C’est au nom de cette même conception, au nom de la dignité de la personne humaine, que les communistes veulent réduire tous les hommes à l’athéisme et légitiment leurs persécutions contre toutes les religions.
Au nom de l’ordre public à sauvegarder, de nombreux Etats nationalisent les écoles et institutions de l’Eglise, afin de créer l’unité politique.
Jésus-Christ lui-même fut crucifié au nom de l’ordre public et, au nom de ce même ordre, tous les martyrs ont subi leur supplice.
Cette conception de la liberté religieuse est celle des ennemis de l’Eglise. Cette année, le franc-maçon Yves Marsaudon a publié un livre : L’Œcuménisme vu par un franc-maçon de tradition. L’auteur du libre y exprime l’espoir des francs-maçons que notre Concile proclame solennellement la liberté religieuse. De même, les protestants, réunis en assemblée en Suisse, attendent de nous le vote de la déclaration, sans aucune atténuation de ces termes.
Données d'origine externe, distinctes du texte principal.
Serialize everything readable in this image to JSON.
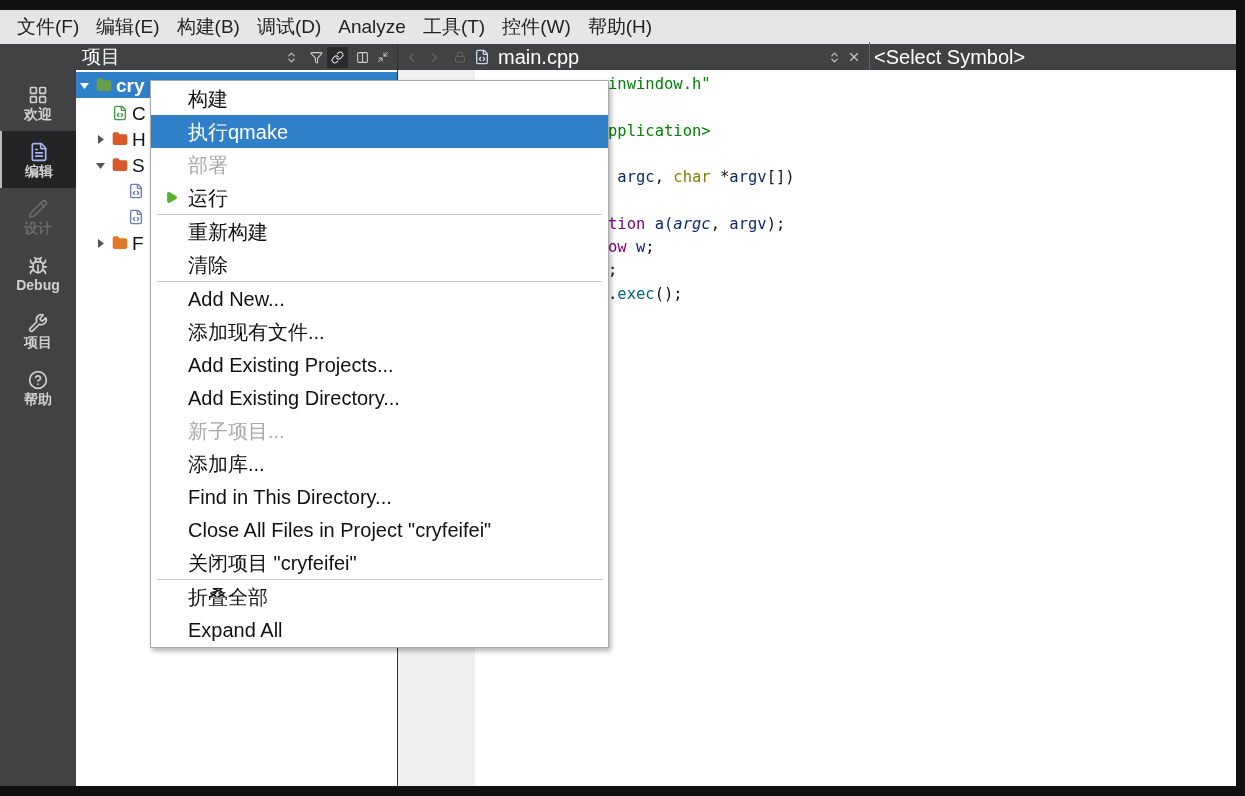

Que désirer de plus pour notre information ?
Comme dit Léon XIII, ce droit nouveau tend « à l’anéantissement de toutes les religions, notamment de la religion catholique laquelle, étant la seule vraie entre toutes, ne peut être égalée aux autres sans une suprême injustice ».
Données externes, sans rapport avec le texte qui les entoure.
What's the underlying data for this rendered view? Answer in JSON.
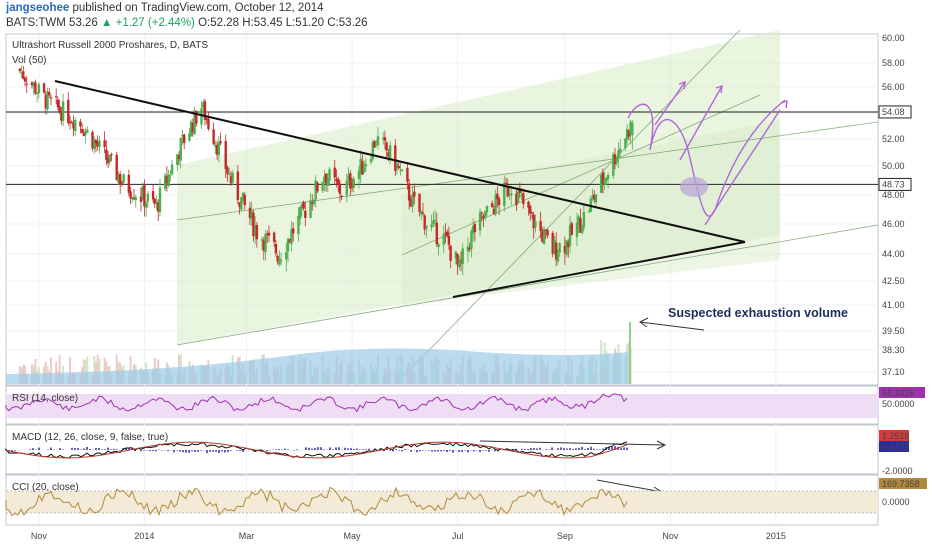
{
  "header": {
    "author": "jangseohee",
    "published": "published on TradingView.com, October 12, 2014",
    "symbol": "BATS:TWM",
    "last": "53.26",
    "change": "▲ +1.27 (+2.44%)",
    "open": "O:52.28",
    "high": "H:53.45",
    "low": "L:51.20",
    "close": "C:53.26"
  },
  "colors": {
    "up": "#4caf50",
    "down": "#c62828",
    "channel_fill": "#d8ecc6",
    "volume": "#bcd8ec",
    "vol_ma": "#9ccbe8",
    "rsi_band": "#eeddf4",
    "rsi_line": "#a030b0",
    "macd_line": "#111111",
    "signal_line": "#c0392b",
    "histogram": "#2d2d9c",
    "cci_band": "#f4ead8",
    "cci_line": "#b08a3c",
    "forecast_arrows": "#b066d8"
  },
  "chart_data": [
    {
      "type": "candlestick",
      "title": "Ultrashort Russell 2000 Proshares, D, BATS",
      "volume_label": "Vol (50)",
      "x_ticks": [
        "Nov",
        "2014",
        "Mar",
        "May",
        "Jul",
        "Sep",
        "Nov",
        "2015"
      ],
      "y_ticks": [
        "60.00",
        "58.00",
        "56.00",
        "54.00",
        "52.00",
        "50.00",
        "48.00",
        "46.00",
        "44.00",
        "42.50",
        "41.00",
        "39.50",
        "38.30",
        "37.10"
      ],
      "ylim": [
        37.1,
        60.0
      ],
      "price_tags": [
        "54.08",
        "48.73"
      ],
      "horizontal_levels": [
        54.08,
        48.73
      ],
      "key_closes": [
        {
          "x": "2013-10-20",
          "y": 57.5
        },
        {
          "x": "2013-11-05",
          "y": 55.0
        },
        {
          "x": "2013-11-25",
          "y": 53.2
        },
        {
          "x": "2013-12-20",
          "y": 48.8
        },
        {
          "x": "2014-01-08",
          "y": 47.2
        },
        {
          "x": "2014-01-22",
          "y": 51.5
        },
        {
          "x": "2014-02-03",
          "y": 54.5
        },
        {
          "x": "2014-02-20",
          "y": 49.0
        },
        {
          "x": "2014-03-07",
          "y": 45.5
        },
        {
          "x": "2014-03-20",
          "y": 44.0
        },
        {
          "x": "2014-04-04",
          "y": 47.0
        },
        {
          "x": "2014-04-15",
          "y": 49.5
        },
        {
          "x": "2014-04-25",
          "y": 48.2
        },
        {
          "x": "2014-05-07",
          "y": 50.0
        },
        {
          "x": "2014-05-15",
          "y": 52.0
        },
        {
          "x": "2014-05-25",
          "y": 50.5
        },
        {
          "x": "2014-06-05",
          "y": 47.5
        },
        {
          "x": "2014-06-15",
          "y": 45.8
        },
        {
          "x": "2014-06-25",
          "y": 44.8
        },
        {
          "x": "2014-07-02",
          "y": 43.0
        },
        {
          "x": "2014-07-10",
          "y": 45.5
        },
        {
          "x": "2014-07-20",
          "y": 47.0
        },
        {
          "x": "2014-08-01",
          "y": 48.7
        },
        {
          "x": "2014-08-12",
          "y": 46.5
        },
        {
          "x": "2014-08-25",
          "y": 44.3
        },
        {
          "x": "2014-09-02",
          "y": 44.8
        },
        {
          "x": "2014-09-12",
          "y": 46.5
        },
        {
          "x": "2014-09-25",
          "y": 49.5
        },
        {
          "x": "2014-10-03",
          "y": 51.5
        },
        {
          "x": "2014-10-10",
          "y": 53.26
        }
      ],
      "annotation": "Suspected exhaustion volume"
    },
    {
      "type": "line",
      "title": "RSI (14, close)",
      "y_ticks": [
        "50.0000"
      ],
      "last_value": "68.2426",
      "ylim": [
        20,
        80
      ]
    },
    {
      "type": "line",
      "title": "MACD (12, 26, close, 9, false, true)",
      "series": [
        {
          "name": "MACD"
        },
        {
          "name": "Signal"
        },
        {
          "name": "Histogram"
        }
      ],
      "last_values": [
        "1.2518",
        "0.4132"
      ],
      "y_ticks": [
        "-2.0000"
      ],
      "ylim": [
        -2.5,
        2.5
      ]
    },
    {
      "type": "line",
      "title": "CCI (20, close)",
      "y_ticks": [
        "0.0000"
      ],
      "last_value": "169.7358",
      "ylim": [
        -250,
        250
      ]
    }
  ]
}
Enfin et en somme, où se trouve le défaut de toute cette argumentation, impossible à prouver par la Tradition ou l’Ecriture Sainte, appuyée seulement sur la raison ?
Voici pourquoi elle ne peut se procurer par la raison : elle omet de définir les notions de liberté de conscience, de dignité de la personne humaine. En effet, définir ces notions, c’est ruiner toute l’argumentation.
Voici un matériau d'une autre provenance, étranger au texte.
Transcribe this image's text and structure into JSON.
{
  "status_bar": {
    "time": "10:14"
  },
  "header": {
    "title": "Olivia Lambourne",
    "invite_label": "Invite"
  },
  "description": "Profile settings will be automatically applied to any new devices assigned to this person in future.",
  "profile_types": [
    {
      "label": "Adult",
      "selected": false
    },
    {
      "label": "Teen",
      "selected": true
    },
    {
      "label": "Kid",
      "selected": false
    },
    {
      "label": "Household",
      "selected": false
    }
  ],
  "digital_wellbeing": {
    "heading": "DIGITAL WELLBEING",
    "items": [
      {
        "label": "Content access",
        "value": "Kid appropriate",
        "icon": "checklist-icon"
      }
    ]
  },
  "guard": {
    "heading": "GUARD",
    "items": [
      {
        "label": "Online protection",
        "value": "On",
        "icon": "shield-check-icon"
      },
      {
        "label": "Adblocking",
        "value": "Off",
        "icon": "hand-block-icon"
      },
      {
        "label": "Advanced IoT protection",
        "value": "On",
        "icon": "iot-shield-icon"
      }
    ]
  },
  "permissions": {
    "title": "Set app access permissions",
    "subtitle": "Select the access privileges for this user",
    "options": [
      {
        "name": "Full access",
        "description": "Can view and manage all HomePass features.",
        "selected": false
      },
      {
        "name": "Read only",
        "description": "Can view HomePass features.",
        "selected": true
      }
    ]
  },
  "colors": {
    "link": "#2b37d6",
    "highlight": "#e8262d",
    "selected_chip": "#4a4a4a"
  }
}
Or, en saine philosophie, ces notions ne peuvent être définies sinon par rapport à la loi divine.
La liberté nous est donnée pour l’observance spontanée de la loi divine.
La conscience est la loi divine naturelle inscrite dans notre cœur et, après la grâce du baptême, la loi divine surnaturelle.
La dignité de la personne humaine s’acquiert par l’observance de la loi divine. Qui méprise la loi divine perd, par là, sa dignité. Les damnés conserveraient-ils encore leur dignité en enfer ?
Il est impossible de parler véridiquement de liberté, de conscience, de dignité de la personne, sinon par rapport à la loi divine.
Cette observance de la loi divine est le critère de la dignité humaine. L’homme, la famille, la société civile possèdent une dignité dans la mesure où ils respectent la loi divine.
La loi divine elle-même nous indique les règles pour le bon usage de notre liberté.
La loi divine elle-même marque les limites de la contrainte permise aux autorités constituées par Dieu.
La loi divine elle-même donne la mesure de la liberté religieuse.
Comme seule l’Eglise du Christ possède l’intégrité et la perfection de la loi divine naturelle et surnaturelle ; comme elle seule a reçu la mission de l’enseigner et les moyens de l’observer, c’est en elle que se trouve véritablement et réellement Jésus-Christ, qui est notre loi. En conséquence, elle seule possède un droit véritable à la liberté religieuse, partout et toujours.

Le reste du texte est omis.